Re: kernel.org mirroring (Re: [GIT PULL] MMC update)

linux@xxxxxxxxxxx · 10 Dec 2006 22:40:18 -0500

>>> I posted separately about those. And I've been mulling about whether
>>> the thundering herd is really such a big problem that we need to
>>> address it head-on.
>>
>> Uhm... yes it is.
> 
> Got some more info, discussion points or links to stuff I should read
> to appreciate why that is? I am trying to articulate why I consider it
> is not a high-payoff task, as well as describing how to tackle it.
> 
> To recap, the reasons it is not high payoff is that:
>
>  - the main benefit comes from being cacheable and able to revalidate
>    the cache cheaply (with the ETags-based strategy discussed above)
>  - highly distributed caches/proxies means we'll seldom see a true
>    cold cache situation
>  - we have a huge set of URLs which are seldom hit, and will never see
>    a thundering anything
>  - we have a tiny set of very popular URLs that are the key target for
>    the thundering herd - (projects page, summary page, shortlog, fulllog)
>  - but those are in the clear as soon as the caches are populated
> 
> Why do we have to take it head-on? :-)

I think I agree with you, but not as strongly.  Certainly, having any
kind of effective cacheing (heck, just comparing the timestamp of the
relevant ref(s) with the If-Modified-Since: header) will help kernel.org
enormously.

But as soon as there's a push, particularly a release push, that
invalidates *all* of the popular pages *and* the thindering herd arrives.

The result is that all of the popular "what's new?" summary pages get
fetched 15 times in parallel and, because the front end doesn't serialize
them, populating the caches can be a painful process involving a lot of
repeated work.

I tend to agree that for the basic project summary pages, generating them
preemptively as static pages out of the push script seems best.
("find /usr/src/linux -type d -print | wc -l" is 1492.  Dear me.
Oh!  There is no per-directory shortlog page; that simplifies things.
But there *should* be.)

The only tricky thing is the "n minutes/hours/days ago" timestamps.
Basically, you want to generate a half-formatted, indefinitely-cacheable
page that contains them as absolute timestamps, and a have system for
regenerating the fully-formatted page from that (and the current time).

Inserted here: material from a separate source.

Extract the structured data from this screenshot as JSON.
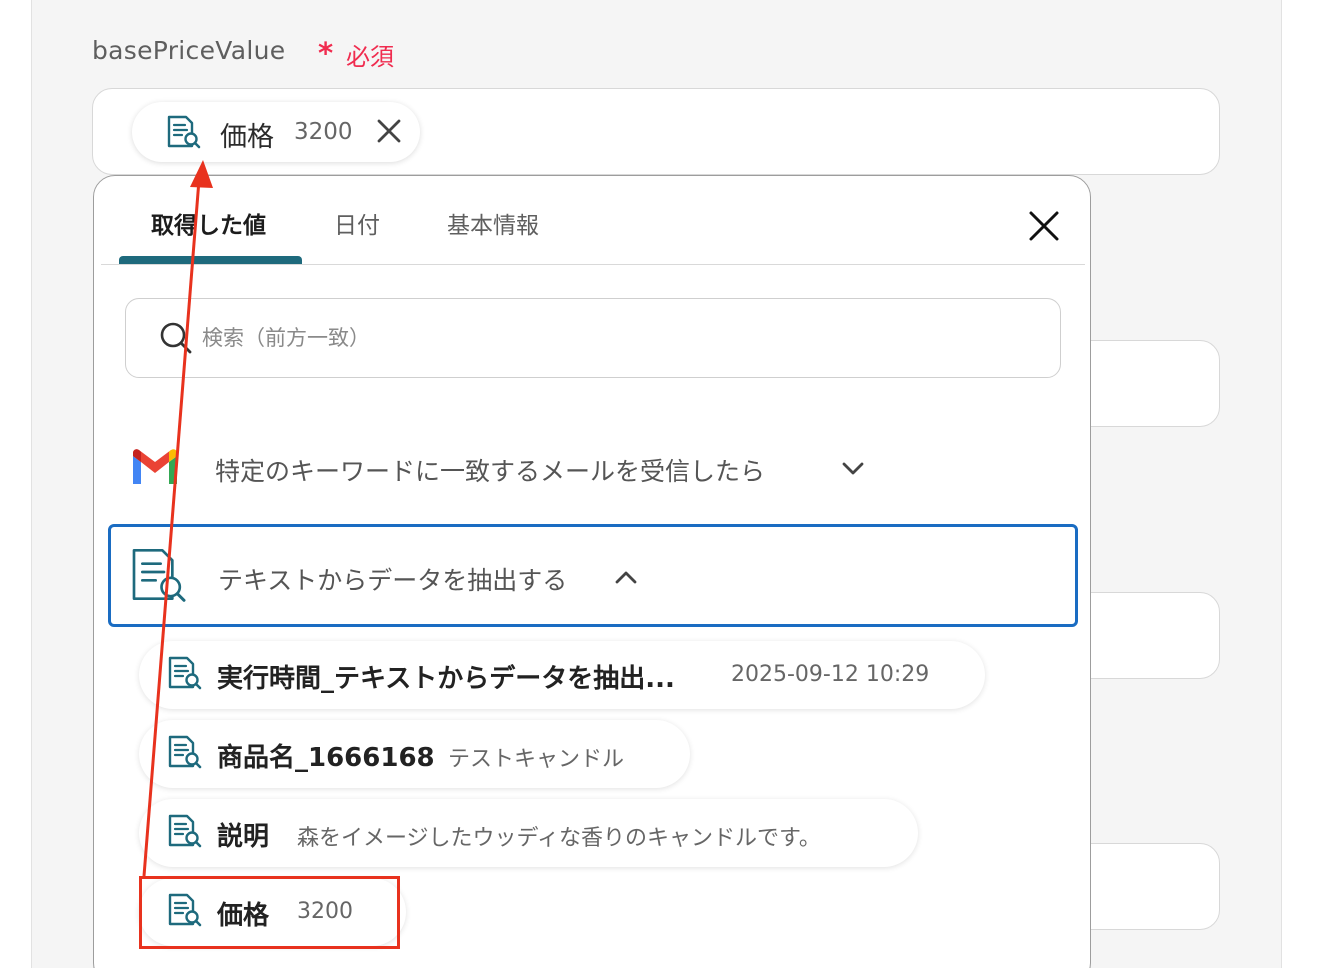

The ideas that people have been posting seem excellent.  Give a page
two timeouts.  If a GET arrives before the first timestamp, and no
prerequisites have changes, it's served directly from cache.  If it
arrives after the second timeout, or the prerequisites have changed,
it blocks until the page is regenerated.  But if it arrives between
those two times, it serves the stale data and starts generating fresh
data in the background.

So for the fully-formed timestamps, the first timeout is when the next
human-readable timestamp on the page ticks over.  But the second timeout
can be past that by, say, 5% of the timeout value.  It's okay to display
"3 hours ago" until 12 minutes past the 4 hour mark.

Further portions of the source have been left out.